90 DAGEN BROUWEN
Na zuiver bronwater, het hoofdbestanddeel van bier, is gerst de belangrijkste grondstof. Gerst moet vijf dagen kiemen in de mouterij waarna er mout overblijft. De kleur van het mout en bijgevolg ook van het bier wordt bepaald door de temperatuur. Duvel krijgt zijn typische bitterheid door verschillende aromatische Sloveense en Tsjechische hopsoorten toe te voegen. Wij gebruiken enkel exclusieve hoppen die erkend zijn om hun constante,uitstekende kwaliteit.
Duvel gist voor een eerste keer in kuipen, bij 20 tot 26°C. De brouwer gebruikt hiervoor zijn eigen kweekcultuur. De oorspronkelijke giststam, die Albert Moortgat in de jaren 1920 zelf selecteerde, is afkomstig uit Schotland. Na de rijping in de lagertanks, waar het bier wordt afgekoeld tot -2°C, is de drank klaar om te bottelen. Door extra suikers en gist toe te voegen, hergist het bier opnieuw in de fles. Dat gebeurt in de warme kelders (24°C) en duurt twee weken.

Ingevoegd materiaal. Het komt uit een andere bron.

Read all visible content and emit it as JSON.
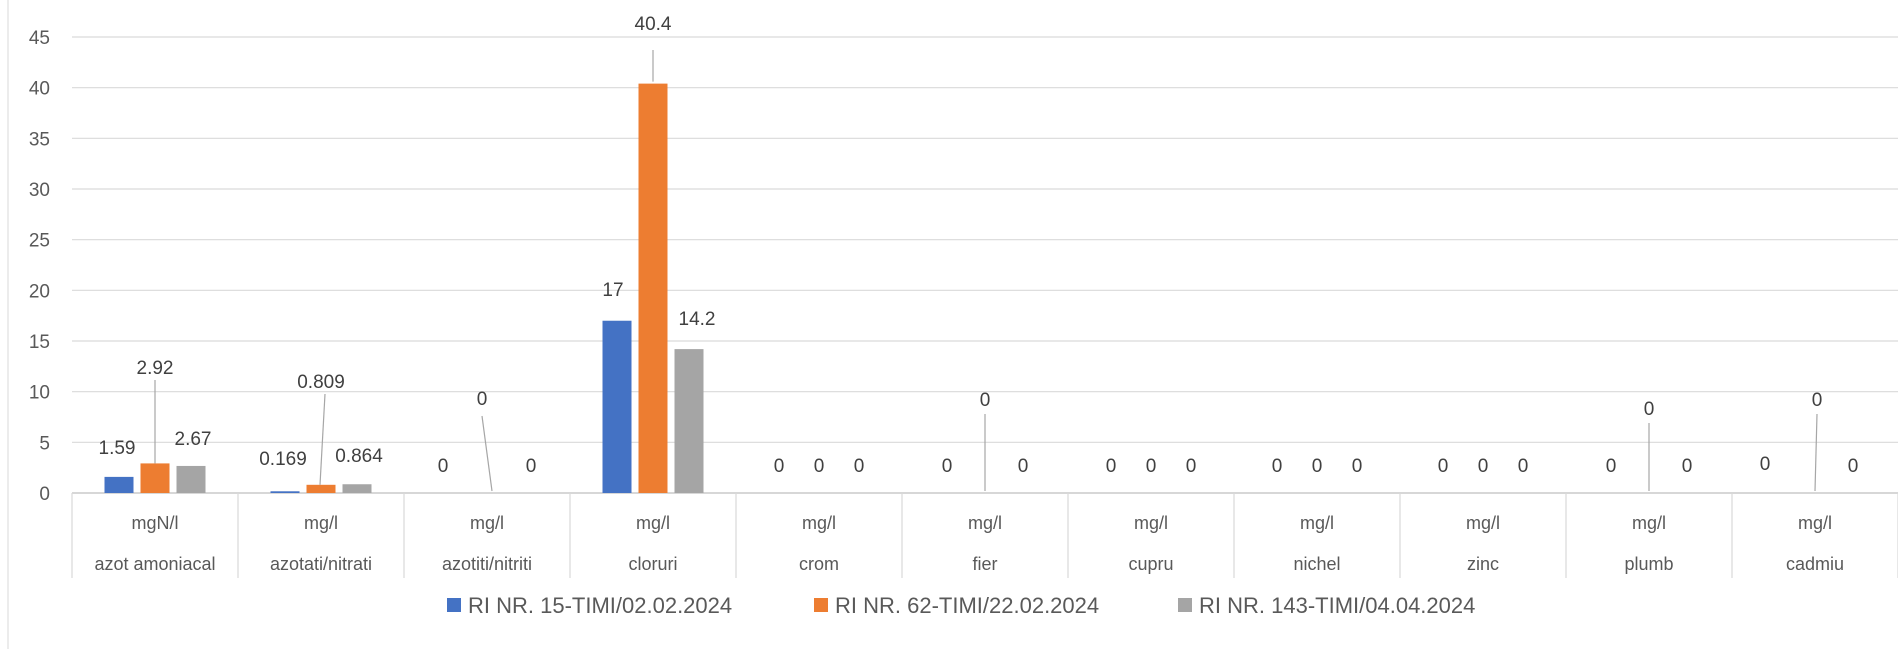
{
  "chart_data": {
    "type": "bar",
    "title": "",
    "xlabel": "",
    "ylabel": "",
    "ylim": [
      0,
      45
    ],
    "yticks": [
      0,
      5,
      10,
      15,
      20,
      25,
      30,
      35,
      40,
      45
    ],
    "grid": true,
    "legend_position": "bottom",
    "units": [
      "mgN/l",
      "mg/l",
      "mg/l",
      "mg/l",
      "mg/l",
      "mg/l",
      "mg/l",
      "mg/l",
      "mg/l",
      "mg/l",
      "mg/l"
    ],
    "categories": [
      "azot amoniacal",
      "azotati/nitrati",
      "azotiti/nitriti",
      "cloruri",
      "crom",
      "fier",
      "cupru",
      "nichel",
      "zinc",
      "plumb",
      "cadmiu"
    ],
    "series": [
      {
        "name": "RI NR. 15-TIMI/02.02.2024",
        "color": "#4472C4",
        "values": [
          1.59,
          0.169,
          0,
          17,
          0,
          0,
          0,
          0,
          0,
          0,
          0
        ],
        "labels": [
          "1.59",
          "0.169",
          "0",
          "17",
          "0",
          "0",
          "0",
          "0",
          "0",
          "0",
          "0"
        ]
      },
      {
        "name": "RI NR. 62-TIMI/22.02.2024",
        "color": "#ED7D31",
        "values": [
          2.92,
          0.809,
          0,
          40.4,
          0,
          0,
          0,
          0,
          0,
          0,
          0
        ],
        "labels": [
          "2.92",
          "0.809",
          "0",
          "40.4",
          "0",
          "0",
          "0",
          "0",
          "0",
          "0",
          "0"
        ]
      },
      {
        "name": "RI NR. 143-TIMI/04.04.2024",
        "color": "#A5A5A5",
        "values": [
          2.67,
          0.864,
          0,
          14.2,
          0,
          0,
          0,
          0,
          0,
          0,
          0
        ],
        "labels": [
          "2.67",
          "0.864",
          "0",
          "14.2",
          "0",
          "0",
          "0",
          "0",
          "0",
          "0",
          "0"
        ]
      }
    ]
  }
}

Nadien komt het bier terecht in koude kelders, waar het zes weken verder rijpt en stabiliseert. Deze extra lange rijpingsperiode is uniek en draagt bij tot de verfijnde smaak en het zuivere aroma van Duvel.
Een team van bierspecialisten controleert dagelijks het proces door middel van smaakanalyses. Pas wanneer Duvel na 90 dagen zijn rijke smaakpalet heeft bereikt, mag het de brouwerij verlaten.
Dankzij zijn verrassend hoog alcoholvolume (8,5 %), zijn enorme schuimkraag, fijne pareling en zijdezacht mondgevoel onderscheidt Duvel zich duidelijk van andere Belgische bieren.